Reka was developed in New Zealand; it is vigorous and fast growing. The berries are medium to large and have an excellent rich flavor with a bountiful yield. Reka has burgundy-red fall color and grows 4 to 6 feet tall.
Early to mid-season variety:
Bluejay plants grow rapidly and are easy to establish, producing long, loose clusters of light blue, medium sized berries. Fruit hangs on the plant for long periods without losing quality, good for freezing and pies. The berries are medium sized and delicately sweet. Fall color is orange with yellow highlights and yellow canes in winter. Grows 6 to 7 feet.
Bluecrop is considered one of the best commercial blueberries due to the long production period and high yield; this is also a great garden performer. The berries are large and have a classically sweet flavor. The fall color is bright red and the plant grows 4 to 6 feet tall.
Chandler is perhaps the largest berry size considered giant and can get as large as a quarter. It also has a long ripening period which means the delicious berries are often picked for up to 6 weeks. The berries have a full robust flavor. Fall color is wine red to orange and grows 5 to 7 feet tall. Chandler is a mid to late season variety.
Late season varieties:
Jersey is one of the oldest varieties available and has been widely planted. Jersey produces small to medium sized berries that are lush and sweet. The fruit is a favorite for baking. Easy to grow and tolerant of a wide range of soils. Fall color if flame orange and grows 6 to 8 feet tall.
Liberty is a new variety of blueberries that produce light colored, distinctly flavored berries. The berries are large, juicy and robust flavored. The fruit is great for fresh eating. The fall color is red with orange highlights and grows 7 to 8 feet tall.
Brazelberry blueberries is a series of ornamental berry plants with the landscape in mind. Brazelberries tend to be smaller growing and can be grown in containers during the growing season, then either planted in the ground or brought into a cold garage during the winter months. In 2016, English Gardens will have two varieties with more available in the following years.

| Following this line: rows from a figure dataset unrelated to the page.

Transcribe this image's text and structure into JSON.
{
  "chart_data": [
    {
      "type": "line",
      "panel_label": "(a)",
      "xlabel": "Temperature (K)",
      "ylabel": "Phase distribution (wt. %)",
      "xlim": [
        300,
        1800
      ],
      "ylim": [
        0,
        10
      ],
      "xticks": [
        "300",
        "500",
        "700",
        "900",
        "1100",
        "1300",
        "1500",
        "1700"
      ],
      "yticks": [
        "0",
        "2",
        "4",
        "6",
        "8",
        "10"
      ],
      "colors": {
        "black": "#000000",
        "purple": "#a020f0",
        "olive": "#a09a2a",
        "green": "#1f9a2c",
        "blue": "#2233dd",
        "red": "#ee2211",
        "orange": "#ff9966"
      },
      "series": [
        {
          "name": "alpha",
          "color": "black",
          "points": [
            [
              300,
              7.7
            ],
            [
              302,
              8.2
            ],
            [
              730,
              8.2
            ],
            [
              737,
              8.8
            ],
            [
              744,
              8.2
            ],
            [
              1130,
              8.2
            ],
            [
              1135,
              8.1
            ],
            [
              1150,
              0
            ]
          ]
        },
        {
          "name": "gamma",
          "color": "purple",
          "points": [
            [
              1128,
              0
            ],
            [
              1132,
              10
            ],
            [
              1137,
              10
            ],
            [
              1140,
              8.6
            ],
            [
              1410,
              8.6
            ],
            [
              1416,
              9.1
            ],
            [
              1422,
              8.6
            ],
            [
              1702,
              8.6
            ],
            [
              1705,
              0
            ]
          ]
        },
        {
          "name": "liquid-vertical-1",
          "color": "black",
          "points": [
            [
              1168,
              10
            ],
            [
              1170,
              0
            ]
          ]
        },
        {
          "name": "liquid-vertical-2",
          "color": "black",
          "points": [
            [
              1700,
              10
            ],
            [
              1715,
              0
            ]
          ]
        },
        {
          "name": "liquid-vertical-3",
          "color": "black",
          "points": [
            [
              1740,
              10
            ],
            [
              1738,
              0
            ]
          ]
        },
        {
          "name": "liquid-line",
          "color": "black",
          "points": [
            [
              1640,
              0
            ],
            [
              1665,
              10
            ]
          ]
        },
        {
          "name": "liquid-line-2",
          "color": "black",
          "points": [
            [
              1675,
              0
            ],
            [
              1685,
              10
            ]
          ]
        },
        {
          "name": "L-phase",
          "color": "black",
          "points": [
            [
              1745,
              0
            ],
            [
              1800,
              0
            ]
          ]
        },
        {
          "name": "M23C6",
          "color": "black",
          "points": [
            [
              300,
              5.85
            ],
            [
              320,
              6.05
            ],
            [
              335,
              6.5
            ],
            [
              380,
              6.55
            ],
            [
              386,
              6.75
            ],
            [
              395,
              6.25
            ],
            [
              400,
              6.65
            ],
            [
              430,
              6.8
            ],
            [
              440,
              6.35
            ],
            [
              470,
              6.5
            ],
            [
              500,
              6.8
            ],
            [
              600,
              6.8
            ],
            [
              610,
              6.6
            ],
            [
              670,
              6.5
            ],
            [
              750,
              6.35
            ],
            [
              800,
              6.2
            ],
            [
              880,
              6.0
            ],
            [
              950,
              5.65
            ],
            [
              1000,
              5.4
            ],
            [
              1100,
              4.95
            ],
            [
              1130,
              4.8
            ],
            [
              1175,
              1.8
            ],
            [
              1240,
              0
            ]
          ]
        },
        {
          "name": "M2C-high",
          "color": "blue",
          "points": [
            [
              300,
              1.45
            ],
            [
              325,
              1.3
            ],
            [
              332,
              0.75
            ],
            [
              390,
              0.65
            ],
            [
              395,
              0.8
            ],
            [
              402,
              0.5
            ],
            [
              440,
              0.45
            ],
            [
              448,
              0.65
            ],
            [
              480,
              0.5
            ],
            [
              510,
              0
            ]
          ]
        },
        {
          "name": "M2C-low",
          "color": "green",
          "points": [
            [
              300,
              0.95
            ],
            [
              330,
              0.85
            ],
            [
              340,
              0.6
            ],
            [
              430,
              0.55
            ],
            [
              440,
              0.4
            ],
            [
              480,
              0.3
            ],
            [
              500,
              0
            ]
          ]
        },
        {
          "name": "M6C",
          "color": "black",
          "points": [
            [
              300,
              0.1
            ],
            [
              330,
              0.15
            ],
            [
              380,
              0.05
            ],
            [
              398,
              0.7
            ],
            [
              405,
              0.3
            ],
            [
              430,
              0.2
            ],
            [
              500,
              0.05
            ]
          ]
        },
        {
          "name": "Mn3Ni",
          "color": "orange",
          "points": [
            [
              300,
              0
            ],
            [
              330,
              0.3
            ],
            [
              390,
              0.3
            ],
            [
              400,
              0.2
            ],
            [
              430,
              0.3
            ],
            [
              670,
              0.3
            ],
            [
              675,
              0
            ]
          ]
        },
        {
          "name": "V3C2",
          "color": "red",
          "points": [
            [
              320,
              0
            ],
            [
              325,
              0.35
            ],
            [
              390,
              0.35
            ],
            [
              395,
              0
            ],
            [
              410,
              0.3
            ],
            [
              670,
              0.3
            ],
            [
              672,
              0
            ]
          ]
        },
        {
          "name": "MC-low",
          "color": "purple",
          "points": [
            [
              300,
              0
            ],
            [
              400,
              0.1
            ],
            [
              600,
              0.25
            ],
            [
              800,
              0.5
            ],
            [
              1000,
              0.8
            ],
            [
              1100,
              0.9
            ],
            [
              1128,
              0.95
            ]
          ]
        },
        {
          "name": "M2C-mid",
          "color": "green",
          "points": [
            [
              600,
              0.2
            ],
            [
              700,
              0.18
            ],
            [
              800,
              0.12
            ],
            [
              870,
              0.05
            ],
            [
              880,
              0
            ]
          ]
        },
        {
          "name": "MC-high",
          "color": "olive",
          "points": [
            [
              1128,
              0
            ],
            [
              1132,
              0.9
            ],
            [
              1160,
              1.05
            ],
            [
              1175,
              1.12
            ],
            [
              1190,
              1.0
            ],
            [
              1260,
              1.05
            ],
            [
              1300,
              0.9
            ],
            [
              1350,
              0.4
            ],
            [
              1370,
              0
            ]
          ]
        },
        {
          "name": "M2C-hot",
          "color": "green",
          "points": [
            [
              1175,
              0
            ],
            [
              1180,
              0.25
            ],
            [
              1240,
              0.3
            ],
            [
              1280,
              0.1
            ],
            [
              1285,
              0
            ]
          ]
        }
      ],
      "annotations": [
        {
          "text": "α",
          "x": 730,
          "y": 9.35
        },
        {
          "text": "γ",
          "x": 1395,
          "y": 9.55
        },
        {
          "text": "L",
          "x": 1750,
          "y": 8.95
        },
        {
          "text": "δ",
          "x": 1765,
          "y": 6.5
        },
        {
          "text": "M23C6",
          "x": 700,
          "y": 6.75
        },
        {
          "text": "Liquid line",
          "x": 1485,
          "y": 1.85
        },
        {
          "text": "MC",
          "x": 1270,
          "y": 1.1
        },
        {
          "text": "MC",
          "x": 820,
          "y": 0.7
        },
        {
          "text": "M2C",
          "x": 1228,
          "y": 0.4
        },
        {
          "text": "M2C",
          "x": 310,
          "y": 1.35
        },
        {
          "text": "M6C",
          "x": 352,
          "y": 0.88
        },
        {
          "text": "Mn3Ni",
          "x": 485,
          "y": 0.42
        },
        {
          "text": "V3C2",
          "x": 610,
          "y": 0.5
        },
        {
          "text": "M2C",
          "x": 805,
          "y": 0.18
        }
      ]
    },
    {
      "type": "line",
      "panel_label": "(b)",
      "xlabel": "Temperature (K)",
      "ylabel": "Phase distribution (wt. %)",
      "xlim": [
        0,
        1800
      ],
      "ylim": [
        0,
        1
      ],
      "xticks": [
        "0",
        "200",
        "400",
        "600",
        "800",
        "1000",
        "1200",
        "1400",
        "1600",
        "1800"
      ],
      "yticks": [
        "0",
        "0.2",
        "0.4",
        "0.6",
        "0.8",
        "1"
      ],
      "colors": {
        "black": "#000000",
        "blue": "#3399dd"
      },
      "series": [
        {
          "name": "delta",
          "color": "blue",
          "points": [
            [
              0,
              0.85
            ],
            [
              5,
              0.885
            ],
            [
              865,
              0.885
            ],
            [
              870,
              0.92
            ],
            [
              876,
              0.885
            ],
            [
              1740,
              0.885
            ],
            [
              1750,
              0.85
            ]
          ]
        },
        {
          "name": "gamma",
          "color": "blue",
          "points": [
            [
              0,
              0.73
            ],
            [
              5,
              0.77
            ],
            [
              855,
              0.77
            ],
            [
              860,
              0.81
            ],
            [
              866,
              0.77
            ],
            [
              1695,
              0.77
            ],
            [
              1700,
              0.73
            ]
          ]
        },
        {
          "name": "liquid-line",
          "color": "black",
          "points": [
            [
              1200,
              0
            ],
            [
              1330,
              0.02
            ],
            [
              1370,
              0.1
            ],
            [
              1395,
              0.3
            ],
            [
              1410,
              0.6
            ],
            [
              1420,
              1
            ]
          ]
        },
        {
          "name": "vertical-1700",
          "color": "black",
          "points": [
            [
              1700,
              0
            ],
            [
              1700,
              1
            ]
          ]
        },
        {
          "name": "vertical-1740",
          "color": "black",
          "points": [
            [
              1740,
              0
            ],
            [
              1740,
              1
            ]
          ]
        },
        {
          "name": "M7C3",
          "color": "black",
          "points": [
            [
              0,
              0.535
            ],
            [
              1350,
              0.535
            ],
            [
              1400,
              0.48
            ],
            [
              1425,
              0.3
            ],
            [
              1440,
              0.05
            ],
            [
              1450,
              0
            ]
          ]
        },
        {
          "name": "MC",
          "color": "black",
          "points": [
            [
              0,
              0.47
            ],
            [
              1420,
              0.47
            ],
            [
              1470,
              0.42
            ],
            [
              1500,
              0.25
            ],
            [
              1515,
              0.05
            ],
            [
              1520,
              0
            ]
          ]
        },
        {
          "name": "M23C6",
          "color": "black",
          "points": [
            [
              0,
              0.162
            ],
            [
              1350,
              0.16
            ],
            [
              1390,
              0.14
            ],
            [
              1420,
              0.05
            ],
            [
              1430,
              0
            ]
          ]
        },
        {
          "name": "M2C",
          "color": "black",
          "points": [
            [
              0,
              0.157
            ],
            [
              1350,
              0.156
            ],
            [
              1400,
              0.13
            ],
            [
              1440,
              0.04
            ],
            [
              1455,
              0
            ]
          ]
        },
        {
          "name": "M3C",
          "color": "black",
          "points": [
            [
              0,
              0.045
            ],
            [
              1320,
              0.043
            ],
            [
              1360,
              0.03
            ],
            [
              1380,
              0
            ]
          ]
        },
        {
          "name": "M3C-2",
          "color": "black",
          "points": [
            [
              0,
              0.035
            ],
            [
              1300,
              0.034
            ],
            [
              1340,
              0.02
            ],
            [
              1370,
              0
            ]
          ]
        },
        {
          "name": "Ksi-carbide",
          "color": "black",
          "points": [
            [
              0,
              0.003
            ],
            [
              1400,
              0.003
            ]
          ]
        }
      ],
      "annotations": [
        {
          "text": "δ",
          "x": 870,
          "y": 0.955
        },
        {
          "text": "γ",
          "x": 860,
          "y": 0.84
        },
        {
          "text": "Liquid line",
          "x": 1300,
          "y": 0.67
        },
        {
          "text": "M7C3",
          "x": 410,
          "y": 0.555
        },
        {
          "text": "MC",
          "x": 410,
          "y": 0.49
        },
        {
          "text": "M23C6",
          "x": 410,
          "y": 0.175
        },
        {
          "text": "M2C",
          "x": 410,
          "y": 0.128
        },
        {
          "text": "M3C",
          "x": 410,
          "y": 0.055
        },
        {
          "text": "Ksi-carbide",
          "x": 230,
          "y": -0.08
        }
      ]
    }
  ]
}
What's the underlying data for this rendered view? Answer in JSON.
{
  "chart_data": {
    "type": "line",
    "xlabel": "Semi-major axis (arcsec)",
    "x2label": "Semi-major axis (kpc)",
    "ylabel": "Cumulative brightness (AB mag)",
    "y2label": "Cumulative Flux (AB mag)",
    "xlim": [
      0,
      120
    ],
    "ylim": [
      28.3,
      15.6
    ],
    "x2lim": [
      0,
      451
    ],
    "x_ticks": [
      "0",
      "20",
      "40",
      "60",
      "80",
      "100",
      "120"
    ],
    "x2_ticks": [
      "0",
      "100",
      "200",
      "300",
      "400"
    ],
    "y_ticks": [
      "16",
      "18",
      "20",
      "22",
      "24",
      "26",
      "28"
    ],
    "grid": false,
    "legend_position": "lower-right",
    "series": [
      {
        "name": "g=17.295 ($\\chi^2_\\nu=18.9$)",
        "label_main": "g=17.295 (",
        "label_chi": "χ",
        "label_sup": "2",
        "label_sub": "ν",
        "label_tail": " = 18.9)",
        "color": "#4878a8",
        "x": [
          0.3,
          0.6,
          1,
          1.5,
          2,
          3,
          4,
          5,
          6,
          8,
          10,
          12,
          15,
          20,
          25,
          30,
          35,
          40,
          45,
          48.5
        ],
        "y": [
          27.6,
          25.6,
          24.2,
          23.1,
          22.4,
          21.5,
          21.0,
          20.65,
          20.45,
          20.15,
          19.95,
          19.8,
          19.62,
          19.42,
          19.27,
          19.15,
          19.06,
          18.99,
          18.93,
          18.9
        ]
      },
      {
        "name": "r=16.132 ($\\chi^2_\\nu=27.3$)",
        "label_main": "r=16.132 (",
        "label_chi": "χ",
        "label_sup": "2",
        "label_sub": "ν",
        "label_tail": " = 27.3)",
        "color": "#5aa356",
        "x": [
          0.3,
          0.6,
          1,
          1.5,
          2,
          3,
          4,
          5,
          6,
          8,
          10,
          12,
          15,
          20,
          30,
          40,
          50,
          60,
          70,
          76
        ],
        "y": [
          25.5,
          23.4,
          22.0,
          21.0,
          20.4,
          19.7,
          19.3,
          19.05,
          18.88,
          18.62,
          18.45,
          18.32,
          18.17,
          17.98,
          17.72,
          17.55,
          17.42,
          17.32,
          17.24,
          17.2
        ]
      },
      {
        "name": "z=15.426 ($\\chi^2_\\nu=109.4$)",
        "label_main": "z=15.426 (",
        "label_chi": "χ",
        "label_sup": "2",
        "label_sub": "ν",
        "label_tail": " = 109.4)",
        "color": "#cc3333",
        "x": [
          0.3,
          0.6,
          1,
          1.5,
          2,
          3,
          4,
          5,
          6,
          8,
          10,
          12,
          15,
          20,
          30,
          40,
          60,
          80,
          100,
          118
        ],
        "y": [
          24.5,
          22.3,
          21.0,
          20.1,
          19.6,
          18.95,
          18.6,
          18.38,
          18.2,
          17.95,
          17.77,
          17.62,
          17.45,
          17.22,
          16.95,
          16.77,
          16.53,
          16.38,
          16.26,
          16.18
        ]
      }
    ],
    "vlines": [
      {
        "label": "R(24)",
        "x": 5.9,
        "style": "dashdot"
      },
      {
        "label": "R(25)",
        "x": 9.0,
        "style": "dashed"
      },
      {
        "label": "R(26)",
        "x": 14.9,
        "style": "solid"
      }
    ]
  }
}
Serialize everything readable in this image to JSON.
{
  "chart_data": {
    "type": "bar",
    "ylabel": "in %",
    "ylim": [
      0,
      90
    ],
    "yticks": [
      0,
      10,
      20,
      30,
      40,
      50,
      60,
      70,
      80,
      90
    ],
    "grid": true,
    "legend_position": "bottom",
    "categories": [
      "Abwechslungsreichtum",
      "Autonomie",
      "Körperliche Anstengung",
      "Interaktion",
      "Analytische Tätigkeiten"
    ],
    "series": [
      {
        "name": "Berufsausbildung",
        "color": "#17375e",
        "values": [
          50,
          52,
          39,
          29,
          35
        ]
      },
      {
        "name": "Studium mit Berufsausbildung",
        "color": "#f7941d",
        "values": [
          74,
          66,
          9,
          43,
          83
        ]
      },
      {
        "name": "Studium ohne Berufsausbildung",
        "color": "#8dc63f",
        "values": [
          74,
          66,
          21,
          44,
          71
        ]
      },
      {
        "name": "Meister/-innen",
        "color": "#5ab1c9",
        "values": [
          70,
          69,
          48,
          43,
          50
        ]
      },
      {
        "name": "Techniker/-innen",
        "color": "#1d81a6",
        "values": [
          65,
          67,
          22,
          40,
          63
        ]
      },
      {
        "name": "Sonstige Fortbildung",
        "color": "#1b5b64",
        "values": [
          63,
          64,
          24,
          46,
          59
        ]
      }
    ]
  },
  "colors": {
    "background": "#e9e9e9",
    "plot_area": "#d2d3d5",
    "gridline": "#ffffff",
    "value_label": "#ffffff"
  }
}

Jelly Bean blueberry plants are prolific – producing a bumper crop of large, flavorful blueberries mid-summer with super sweet flavor like homemade blueberry jelly. Brilliant green new foliage emerges in spring, which gives way to darker greens with red hues throughout the summer and fall. In cooler climates, summer brings radiant red leaf edges to Jelly Bean™ plants along the sides and tips of its uniquely elongated leaves contrasted by the clusters of blue summer fruit. Try accenting a pathway with a mini-hedge of Jelly Bean™ or use it to set off larger shrub plantings in the landscape or in patio pots. You will absolutely love this distinctive little gem of a blueberry. The berries are medium to large and have a sweet, homemade jelly flavor. The fall color is green with red margins and only grows about 2 feet tall.
Peach Sorbet is a compact blueberry plant, with four-season showstoppers with stunning leaves ranging from peach to pink to orange to emerald green. Spring’s white, bell-shaped flowers will give way to an abundant summer crop of healthy, sweet blueberries mid-summer. In most climates, Peach Sorbet plants keep their leaves through the winter when the foliage transitions to a rich eggplant purple. Peach Sorbet plants offer gorgeous ornamental qualities that will soon become a favorite. The berries are medium sized and have a sweet tropical essence flavor, fall color is dark purple with pink highlights and grows to 2 feet tall.